Bien que le chantage migratoire ait pris une ampleur nouvelle depuis la crise de 2015, l'Union européenne a contribué à créer les conditions de sa propre vulnérabilité.

Depuis plusieurs semaines, la Finlande accuse la Russie d'amener des migrants à sa frontière en représailles à son adhésion récente à l'OTAN.

Cette instrumentalisation de l'immigration vise à influencer la situation intérieure et la sécurité des frontières en Finlande et dans l'UE, selon le Premier ministre finlandais.

Il en découle que la question migratoire est devenue un sujet sensible au sein de l'UE, et les pays tiers, non-membres, l'utilisent pour exercer des pressions.

Un exemple notable est celui de la Pologne, qui en novembre 2021, a accusé la Biélorussie d'avoir orchestré une crise migratoire à ses frontières.

Ces pays tiers ont compris qu'ils avaient un pouvoir sur l'Europe en utilisant stratégiquement la migration, même en faisant transiter un petit nombre de personnes.

Pour comprendre la situation actuelle, il est essentiel de revenir à la crise migratoire de 2015, qui a révélé les dysfonctionnements de l'UE en matière d'asile. L'Union européenne a cherché à empêcher les arrivées massives en passant des accords avec des pays tiers, tels que la Turquie, pour stopper les départs depuis leurs côtes.

Cependant, ces pays tiers ont compris qu'ils pouvaient tirer parti de cette situation.

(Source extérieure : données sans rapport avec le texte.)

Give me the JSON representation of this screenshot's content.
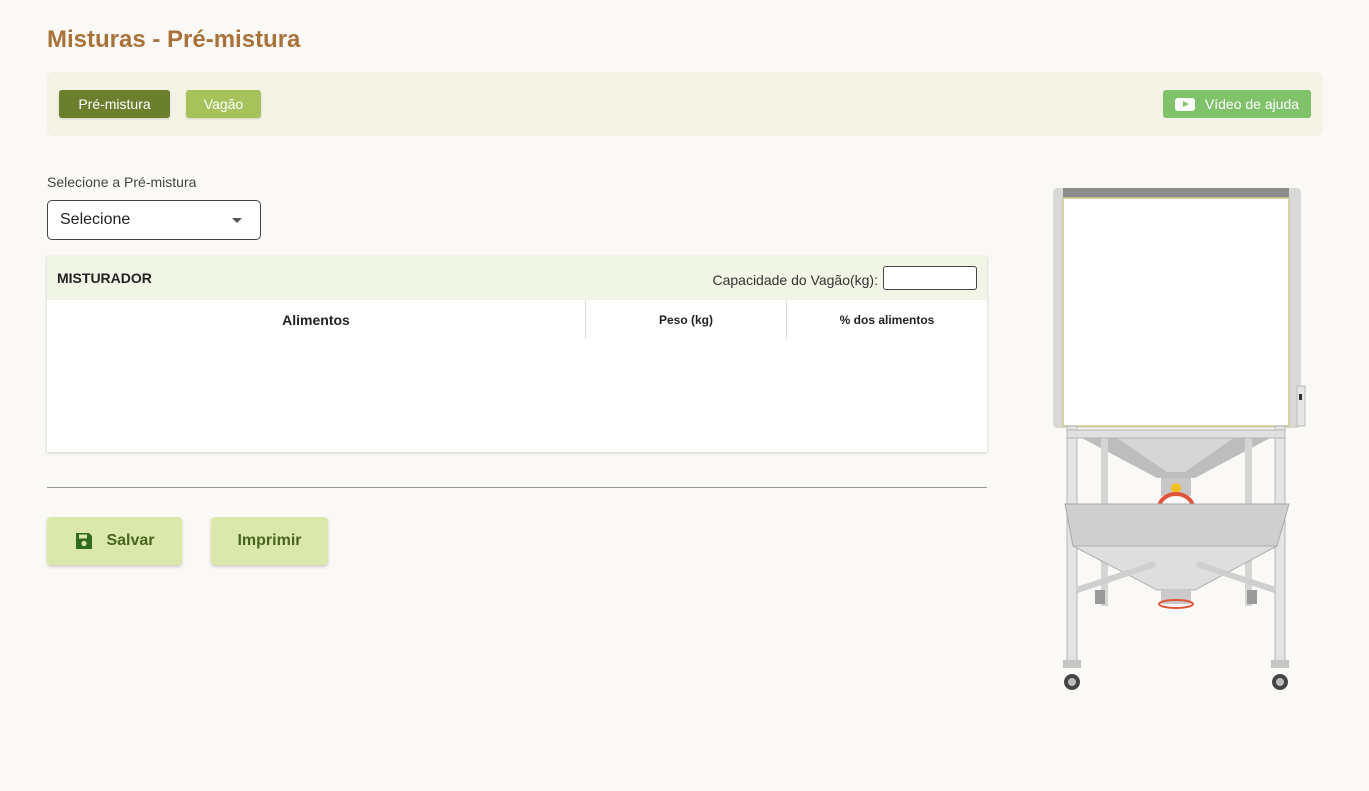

Par exemple, la Turquie a utilisé cette position pour négocier des concessions de l'UE en échange de sa coopération sur la question migratoire.

Ainsi, l'Europe a transféré une partie de sa souveraineté en matière d'immigration.

Le Maroc a également compris comment utiliser le levier migratoire pour faire pression sur l'Espagne en 2021, en laissant passer des migrants en réponse à un différend politique.

En multipliant ces accords avec des pays tiers, l'Europe a créé les conditions de sa propre fragilité face à ces tentatives de déstabilisation. L'Union européenne est devenue vulnérable car les États membres ne parviennent pas à s'entendre sur une politique d'immigration commune.

Le Pacte Asile et Immigration, discuté depuis près de sept ans, pourrait harmoniser les règles sur les contrôles aux frontières, la gestion des demandes d'asile et des retours. Cependant, il existe une crainte que les résultats des élections européennes de l'année prochaine poussent les gouvernements à adopter rapidement ce pacte pour montrer qu'ils gèrent l'immigration, même si une telle gestion totale est impossible.

En fin de compte, il est nécessaire d'adopter une approche plus humaniste dans le traitement de la question migratoire et de s'attaquer aux racines des migrations tout en coupant l'herbe sous le pied des populistes qui exploitent les peurs liées à l'immigration. Cela nécessite une coopération internationale basée sur la compréhension des réalités migratoires du monde contemporain.